Up to 8 percent of men older than 50 years develop aortic aneurysms. Without treatment, approximately one third of aneurysms rupture, and one half of these patients die before admission to the hospital. The total mortality rate after rupture is 80 to 90 percent. The mortality rate of elective repair of aneurysms before rupture is approximately 5 percent, and the overall complication rate is around 32 percent. The risk of developing aortic aneurysm or other cardiovascular abnormalities has been linked to the renin-angiotensin system, which also has been implicated in aneurysm rupture. Hackam and colleagues studied the potentially beneficial effect of angiotensin-converting enzyme (ACE) inhibitors on the risk of aortic aneurysm rupture.
In this population-based case-control study, researchers used several health databases covering the population of Ontario, Canada. These sources provided comprehensive health information (e.g., prescription use, hospital admission, procedures and surgeries, causes of mortality) on approximately 12 million persons over a 10-year period. The researchers identified persons who received prescriptions for any of the 10 ACE inhibitor drugs available in Ontario during the study. They also identified all patients older than 65 years who were admitted to the hospital because of abdominal aortic aneurysm. Demographic data, major comorbidities, risk factors for rupture, and contraindications to ACE inhibitor use also were measured. The statistical analysis examined the association of ACE inhibitor use with aortic rupture.
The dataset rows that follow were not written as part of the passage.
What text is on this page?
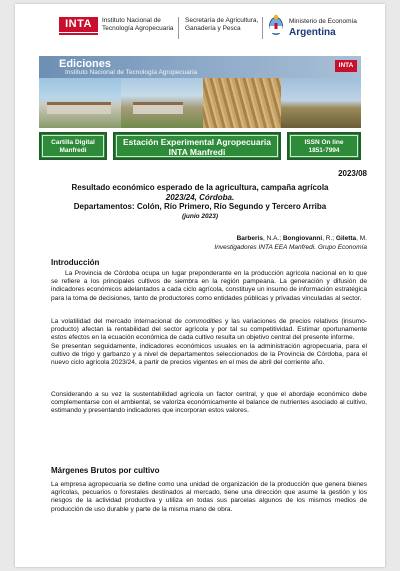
INTA	Instituto Nacional de
Tecnología Agropecuaria
Secretaría de Agricultura,
Ganadería y Pesca
Ministerio de Economía
Argentina
Ediciones
Instituto Nacional de Tecnología Agropecuaria
INTA
Cartilla Digital
Manfredi
Estación Experimental Agropecuaria
INTA Manfredi
ISSN On line
1851-7994
2023/08
Resultado económico esperado de la agricultura, campaña agrícola
2023/24, Córdoba.
Departamentos: Colón, Río Primero, Río Segundo y Tercero Arriba
(junio 2023)
Barberis, N.A.; Bongiovanni, R.; Giletta, M.
Investigadores INTA EEA Manfredi. Grupo Economía
Introducción

La Provincia de Córdoba ocupa un lugar preponderante en la producción agrícola nacional en lo que se refiere a los principales cultivos de siembra en la región pampeana. La generación y difusión de indicadores económicos adelantados a cada ciclo agrícola, constituye un insumo de información estratégica para la toma de decisiones, tanto de productores como entidades públicas y privadas vinculadas al sector.

La volatilidad del mercado internacional de commodities y las variaciones de precios relativos (insumo-producto) afectan la rentabilidad del sector agrícola y por tal su competitividad. Estimar oportunamente estos efectos en la ecuación económica de cada cultivo resulta un objetivo central del presente informe.

Se presentan seguidamente, indicadores económicos usuales en la administración agropecuaria, para el cultivo de trigo y garbanzo y a nivel de departamentos seleccionados de la Provincia de Córdoba, para el nuevo ciclo agrícola 2023/24, a partir de precios vigentes en el mes de abril del corriente año.

Considerando a su vez la sustentabilidad agrícola un factor central, y que el abordaje económico debe complementarse con el ambiental, se valoriza económicamente el balance de nutrientes asociado al cultivo, estimando y presentando indicadores que incorporan estos valores.

Márgenes Brutos por cultivo

La empresa agropecuaria se define como una unidad de organización de la producción que genera bienes agrícolas, pecuarios o forestales destinados al mercado, tiene una dirección que asume la gestión y los riesgos de la actividad productiva y utiliza en todas sus parcelas algunos de los mismos medios de producción de uso durable y parte de la misma mano de obra.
During the study, 15,326 patients were admitted to the hospital with a primary diagnosis of abdominal aortic aneurysm. Overall, 78 percent were men, and the mean age was 75 years. The aneurysm had ruptured in 3,379 (22 percent) of patients. Patients with ruptured aneurysms were put into one group, and the other 11,947 patients with unruptured aneurysms were in the control group. Less than 2 percent of all patients had contraindications to ACE inhibitors, and the two groups were balanced in indications for use of these drugs. The groups also had comparable measures of general health.
Therapy with ACE inhibitors was documented in 665 patients with ruptures (20 percent) and in 2,761 persons in the control group (23 percent). Patients receiving ACE inhibitors had an 18 percent lower chance of aortic rupture. This finding remained significant after adjusting for demographic factors, risk factors for rupture, comorbidities, contraindications to ACE inhibitors, health care usage, and screening history. The protective effect was only slightly lower for patients taking the lowest available dose of ACE inhibitors and was equivalent for each of the three most common agents used (enalapril [Vasotec], lisinopril [Zestril], and ramipril [Altace]). Patients who discontinued ACE inhibitor therapy were not protected from rupture. No protective effect was associated with any other antihypertensive treatments used by patients or with any of the six most common nonantihypertensive drugs that were evaluated.
The authors conclude that the use of ACE inhibitors is associated with a reduced risk of abdominal aortic aneurysm rupture. This protection is likely a result of direct beneficial effects that ACE inhibitors have on the vessel wall. Although reduction in blood pressure could contribute to stabilizing an aneurysm, other antihypertensive agents provided no protective effect. The authors call for larger randomized controlled trials of this therapy.